There's too much trash, too little recycling and not enough composting going on. And Hennepin County wants to change that.
Unveiling a Zero Waste plan for public comment this month, the county wants to map out how it will meet ambitious goals to empty the trash can for good.
"We need transformative change," said Carolyn Collopy, a supervising environmentalist at Hennepin County. "Our current system is not going to get us there."
It's a monumental task that cuts across industry, consumer brands, habits and state law, but the plan lays out 58 steps to get as much as 80% of the waste stream diverted into reuse, recycling or composting. The so-called diversion rate in Hennepin County stands at about 39% today and has been slow to rise despite years of efforts.
The county produced about 1.3 million tons of trash in 2021. Of that, some 34% went to a landfill, 27% was burned for energy at the Hennepin Energy Recovery Center, 26% was recycled and 13% was composted.
The county already is under a state statute to divert 75% of waste by 2030, or about double today's amount.
"We've come a long way, but there's still a lot of work to do," Collopy said. The plan's steps range from adding waste and recycling bins in public spaces to expanding grants to help businesses adjust to changing state laws.
The county will put a big focus on food, since about a quarter of what gets sent to the landfill or burned for energy actually is compostable material.
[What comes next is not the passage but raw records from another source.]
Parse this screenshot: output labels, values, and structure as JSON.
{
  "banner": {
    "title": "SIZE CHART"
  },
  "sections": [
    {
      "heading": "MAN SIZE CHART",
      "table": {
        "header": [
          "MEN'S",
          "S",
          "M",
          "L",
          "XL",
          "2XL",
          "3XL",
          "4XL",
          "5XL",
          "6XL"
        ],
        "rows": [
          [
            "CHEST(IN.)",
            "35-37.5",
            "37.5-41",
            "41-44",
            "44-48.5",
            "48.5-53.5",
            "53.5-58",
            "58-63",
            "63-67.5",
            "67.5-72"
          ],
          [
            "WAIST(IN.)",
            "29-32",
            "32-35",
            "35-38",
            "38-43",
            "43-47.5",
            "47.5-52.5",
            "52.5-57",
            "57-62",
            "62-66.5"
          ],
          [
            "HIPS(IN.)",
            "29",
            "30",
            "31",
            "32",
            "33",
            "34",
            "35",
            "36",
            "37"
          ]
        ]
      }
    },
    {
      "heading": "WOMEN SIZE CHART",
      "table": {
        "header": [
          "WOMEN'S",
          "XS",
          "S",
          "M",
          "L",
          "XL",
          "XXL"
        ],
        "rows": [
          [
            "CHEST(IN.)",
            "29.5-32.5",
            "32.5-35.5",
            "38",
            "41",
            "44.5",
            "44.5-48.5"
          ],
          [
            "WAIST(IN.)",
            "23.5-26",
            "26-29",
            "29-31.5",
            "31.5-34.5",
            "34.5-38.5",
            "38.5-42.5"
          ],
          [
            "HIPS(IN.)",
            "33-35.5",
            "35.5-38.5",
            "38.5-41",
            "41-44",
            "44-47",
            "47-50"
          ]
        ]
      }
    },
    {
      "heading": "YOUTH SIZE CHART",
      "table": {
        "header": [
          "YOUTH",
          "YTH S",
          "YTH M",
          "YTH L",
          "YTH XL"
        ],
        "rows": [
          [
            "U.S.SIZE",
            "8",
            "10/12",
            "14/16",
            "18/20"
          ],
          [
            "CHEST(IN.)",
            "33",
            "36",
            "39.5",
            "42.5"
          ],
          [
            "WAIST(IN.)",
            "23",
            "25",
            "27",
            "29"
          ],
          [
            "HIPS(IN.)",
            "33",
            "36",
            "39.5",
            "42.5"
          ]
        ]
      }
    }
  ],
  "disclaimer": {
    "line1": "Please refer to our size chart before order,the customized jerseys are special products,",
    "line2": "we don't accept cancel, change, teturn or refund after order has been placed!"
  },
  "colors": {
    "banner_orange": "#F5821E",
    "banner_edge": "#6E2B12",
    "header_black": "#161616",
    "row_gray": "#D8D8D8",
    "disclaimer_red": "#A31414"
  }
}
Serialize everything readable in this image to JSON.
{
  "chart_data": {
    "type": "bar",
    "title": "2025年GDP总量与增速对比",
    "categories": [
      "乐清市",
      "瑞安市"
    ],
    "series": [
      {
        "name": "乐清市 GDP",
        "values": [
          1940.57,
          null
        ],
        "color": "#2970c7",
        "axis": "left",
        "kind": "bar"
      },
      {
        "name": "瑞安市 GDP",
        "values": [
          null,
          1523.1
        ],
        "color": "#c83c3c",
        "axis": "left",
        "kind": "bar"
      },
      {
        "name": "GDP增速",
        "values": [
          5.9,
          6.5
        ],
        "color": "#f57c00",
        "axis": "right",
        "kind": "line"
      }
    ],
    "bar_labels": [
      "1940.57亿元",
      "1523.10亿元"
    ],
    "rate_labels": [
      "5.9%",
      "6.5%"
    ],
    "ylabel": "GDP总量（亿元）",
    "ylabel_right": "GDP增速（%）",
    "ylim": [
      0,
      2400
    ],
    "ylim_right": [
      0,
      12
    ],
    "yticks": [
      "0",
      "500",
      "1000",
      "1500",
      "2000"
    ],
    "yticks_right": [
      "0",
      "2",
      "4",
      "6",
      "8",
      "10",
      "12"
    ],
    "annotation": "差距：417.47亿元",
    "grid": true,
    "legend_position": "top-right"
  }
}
Even though more and more waste haulers offer compost collection services, it's one of those things that will take time as consumers and residents learn how to integrate composting into their daily lives, said Julie Wischnack, community development director for the city of Minnetonka. The city joined others in promoting Hennepin County's Zero Waste challenge and has offered seminars in the past on how to compost. It's been a slow learning curve, but it was once the same way with recycling, Wischnack said.
It's not common at all for the builders of multifamily housing to incorporate compost collection into the building, Wischnack said, pointing to another area that could be improved.
"They have to have the infrastructure for it, and they're not building that into the buildings today," she said.
Minneapolis is at about 50% participation in curbside organics collection. As that grows beyond 80%, the county will have a lot more organic material to recycle and plans to add an anaerobic digester to its Brooklyn Park transfer station. The digester converts organic waste into fertilizer and biogas.
St. Cloud's wastewater treatment plant has used a pair of the devices for years to make biogas out of solid waste and donated food and brewery wastes. The biogas is used as fuel for a pair of biogas generators,said Tracy Hodel, St. Cloud's public services director. That produces enough electricity to power about 450 houses.
Law changes sought
The county wants to see an Extended Producer Responsibility bill pass at the state Legislature; the bill would make producers of consumer brands responsible for the disposal of their product and its packaging. The law would take the burden off government to find solutions for trash, while also encouraging manufacturers to design products easier to recycle or reuse or dispose of safely without hazardous materials.
Similar laws already have passed in Oregon and Maine in 2021 and Colorado in 2022.
The county also backs a repeal of the state law that makes it illegal to put a ban on plastic bags.
Changing demolition practices
Another focus will be collecting and reusing construction materials. The plan pushes for more deconstruction of houses rather than demolition, meaning that a house could be taken apart and its parts reused, rather than torn down and landfilled. Some of that work already is being done by groups like Better Futures Minnesota, a Minneapolis nonprofit that runs the ReUse Warehouse on Minnehaha Avenue.
"Greater or increased awareness that deconstruction is even an option would be helpful," said Alex Baldwin, the waste diversion manager for Better Futures Minnesota.
It takes as much as two to three weeks to take apart a house that could be razed in one day. The benefit is that the materials can be resold or salvaged, and there's the environmental value of reusing items that would otherwise be landfilled.
Baldwin said his nonprofit anticipates doing some 60 to 70 deconstruction projects this year.
Taking it to the finish line
Hennepin County would be a national leader if it hit a 80% diversion rate, said Collopy, but getting to truly zero waste would require changes in technology, consumption and manufacturing. Items like diapers, pet waste and plastics that are a mix of types are difficult to find any solution for other than landfilling.
Consumers need to stop producing garbage in the first place, said Kirk Koudelka, assistant commissioner for land policy at the Minnesota Pollution Control Agency.
"A good example of that is with food waste," he said. "If you can rescue the food while it's still edible, it's 20 times better for greenhouse gases than composting." That could mean that grocery stores build stronger networks with food shelves to donate damaged items before they spoil or that consumers buy smaller quantities to make sure it gets eaten and not thrown out.
"It's something we all need to be a part of," he said.
To read the plan, go to hennepin.us and search for zero waste plan. Public comment is being sought by March 20. Visit BeHeardHennepin.org for an online survey, a virtual community meeting and other ways to share ideas.